Now, though I have only touched (wholly inadequately) on elves and fairies, I must turn back; for I have digressed from my proper theme: fairy-stories. I said the sense “stories about fairies” was too narrow. It is too narrow, even if we reject the diminutive size, for fairy-stories are not in normal English usage stories about fairies or elves, but stories about Fairy, that is Faerie, the realm or state in which fairies have their being. Faerie contains many things besides elves and fays, and besides dwarfs, witches, trolls, giants, or dragons: it holds the seas, the sun, the moon, the sky; and the earth, and all things that are in it: tree and bird, water and stone, wine and bread, and ourselves, mortal men, when we are enchanted.

J.R.R. Tolkien, On Fairy Stories

2 Responses

  1. You’ve completed missed the point of Illyn. To him, the creation of Christian culture is a means of preserving existing institutions so that Russia could maintain its purity and power dynamic with the tainted West. His desire to create a Christian culture in this supposedly, uniquely country came as a total rejection of liberalism. You’ve endorsed a fascist handbook, in short.

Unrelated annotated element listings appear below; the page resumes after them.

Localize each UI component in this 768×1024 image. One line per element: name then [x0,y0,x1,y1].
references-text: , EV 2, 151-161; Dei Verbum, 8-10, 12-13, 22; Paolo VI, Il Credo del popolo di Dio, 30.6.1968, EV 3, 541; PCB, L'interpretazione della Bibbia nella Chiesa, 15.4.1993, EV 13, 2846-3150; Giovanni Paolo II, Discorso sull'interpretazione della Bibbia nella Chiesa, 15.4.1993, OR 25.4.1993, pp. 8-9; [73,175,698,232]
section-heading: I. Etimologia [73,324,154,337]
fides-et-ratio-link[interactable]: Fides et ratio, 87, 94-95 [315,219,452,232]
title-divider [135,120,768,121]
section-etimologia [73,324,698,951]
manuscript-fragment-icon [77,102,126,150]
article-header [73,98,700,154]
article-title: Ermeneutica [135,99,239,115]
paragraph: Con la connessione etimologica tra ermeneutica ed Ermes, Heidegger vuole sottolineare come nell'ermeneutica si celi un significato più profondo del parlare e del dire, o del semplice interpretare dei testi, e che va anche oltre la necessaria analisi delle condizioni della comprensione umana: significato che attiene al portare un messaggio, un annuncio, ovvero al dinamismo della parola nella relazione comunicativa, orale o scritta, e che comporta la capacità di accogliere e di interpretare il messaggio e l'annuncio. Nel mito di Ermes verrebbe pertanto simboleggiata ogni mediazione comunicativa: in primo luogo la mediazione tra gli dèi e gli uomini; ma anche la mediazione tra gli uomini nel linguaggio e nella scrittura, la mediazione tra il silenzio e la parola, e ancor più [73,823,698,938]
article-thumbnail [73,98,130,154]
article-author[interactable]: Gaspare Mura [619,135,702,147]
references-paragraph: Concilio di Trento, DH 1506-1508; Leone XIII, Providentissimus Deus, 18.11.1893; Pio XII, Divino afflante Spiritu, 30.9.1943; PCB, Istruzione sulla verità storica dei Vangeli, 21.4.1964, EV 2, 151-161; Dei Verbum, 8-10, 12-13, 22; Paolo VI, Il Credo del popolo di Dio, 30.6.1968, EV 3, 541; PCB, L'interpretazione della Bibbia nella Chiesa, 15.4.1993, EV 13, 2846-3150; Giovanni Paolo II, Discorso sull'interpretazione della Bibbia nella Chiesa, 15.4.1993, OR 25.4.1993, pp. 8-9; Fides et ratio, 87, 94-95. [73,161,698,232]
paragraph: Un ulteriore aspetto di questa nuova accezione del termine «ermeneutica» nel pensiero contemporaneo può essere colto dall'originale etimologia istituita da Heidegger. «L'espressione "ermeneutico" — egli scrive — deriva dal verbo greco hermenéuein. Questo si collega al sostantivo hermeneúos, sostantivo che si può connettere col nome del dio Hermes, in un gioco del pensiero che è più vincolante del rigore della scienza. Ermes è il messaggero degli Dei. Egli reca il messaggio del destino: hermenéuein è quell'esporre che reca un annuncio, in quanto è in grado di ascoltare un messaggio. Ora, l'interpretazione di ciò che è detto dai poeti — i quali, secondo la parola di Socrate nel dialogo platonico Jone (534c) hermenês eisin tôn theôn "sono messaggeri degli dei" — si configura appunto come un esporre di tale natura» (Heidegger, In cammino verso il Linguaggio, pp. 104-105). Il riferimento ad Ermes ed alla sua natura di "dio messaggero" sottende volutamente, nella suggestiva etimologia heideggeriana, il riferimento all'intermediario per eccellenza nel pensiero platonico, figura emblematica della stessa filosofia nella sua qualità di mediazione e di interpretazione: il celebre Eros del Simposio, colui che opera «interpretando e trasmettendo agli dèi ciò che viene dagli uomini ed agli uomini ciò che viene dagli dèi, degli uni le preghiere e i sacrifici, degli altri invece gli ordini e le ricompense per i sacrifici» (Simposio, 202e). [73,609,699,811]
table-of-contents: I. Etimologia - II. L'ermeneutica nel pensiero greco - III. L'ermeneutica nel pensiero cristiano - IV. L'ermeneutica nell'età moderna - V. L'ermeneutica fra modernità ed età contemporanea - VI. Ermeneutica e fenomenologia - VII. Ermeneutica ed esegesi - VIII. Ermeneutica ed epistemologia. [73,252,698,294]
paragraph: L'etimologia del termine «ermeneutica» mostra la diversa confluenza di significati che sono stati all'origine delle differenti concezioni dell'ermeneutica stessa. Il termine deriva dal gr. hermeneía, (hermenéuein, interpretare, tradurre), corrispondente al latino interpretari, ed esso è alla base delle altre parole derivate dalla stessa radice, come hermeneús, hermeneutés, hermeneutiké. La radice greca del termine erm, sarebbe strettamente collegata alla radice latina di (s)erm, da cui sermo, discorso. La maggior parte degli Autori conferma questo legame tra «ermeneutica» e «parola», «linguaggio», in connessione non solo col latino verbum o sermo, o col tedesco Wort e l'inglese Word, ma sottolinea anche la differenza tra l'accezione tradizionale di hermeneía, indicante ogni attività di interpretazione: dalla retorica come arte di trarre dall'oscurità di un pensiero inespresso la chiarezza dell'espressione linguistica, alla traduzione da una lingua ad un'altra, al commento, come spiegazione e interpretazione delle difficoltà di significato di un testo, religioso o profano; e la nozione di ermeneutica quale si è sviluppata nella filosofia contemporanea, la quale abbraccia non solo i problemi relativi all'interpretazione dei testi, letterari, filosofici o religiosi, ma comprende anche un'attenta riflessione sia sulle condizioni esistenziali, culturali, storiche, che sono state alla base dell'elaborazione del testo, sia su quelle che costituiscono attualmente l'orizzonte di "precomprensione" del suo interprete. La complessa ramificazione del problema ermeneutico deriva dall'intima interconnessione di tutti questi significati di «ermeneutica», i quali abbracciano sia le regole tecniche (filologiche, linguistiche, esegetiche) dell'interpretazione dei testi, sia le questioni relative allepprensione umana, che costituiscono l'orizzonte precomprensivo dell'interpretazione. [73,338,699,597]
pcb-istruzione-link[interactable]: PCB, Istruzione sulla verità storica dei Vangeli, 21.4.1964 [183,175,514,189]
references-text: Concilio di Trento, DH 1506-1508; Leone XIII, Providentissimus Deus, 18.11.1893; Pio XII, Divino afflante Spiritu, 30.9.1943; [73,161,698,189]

    1. Thanks for your comment–I truly appreciate your interaction. There’s no doubt that Illyn had political motivations, sentiments, and points of view–not unlike you or I do. But to reduce him purely to those political motivations is an oversight that as such fails to see redemptive and spiritual aspects of his work and thought; aspects that can inspire us and be useful to us today. Humans are complex beings and thus we reduce them to this or that ideology or this or that thought or belief only to our detriment. Indeed I wrestled with writing about Illyn out of apprehension about invoking criticism such as yours. Nevertheless, I chose to draw out of him some of the beauty–yes beauty!–of his life and work. Too much today is reduced to the political, alas, and thus ideology always seeks to win by default.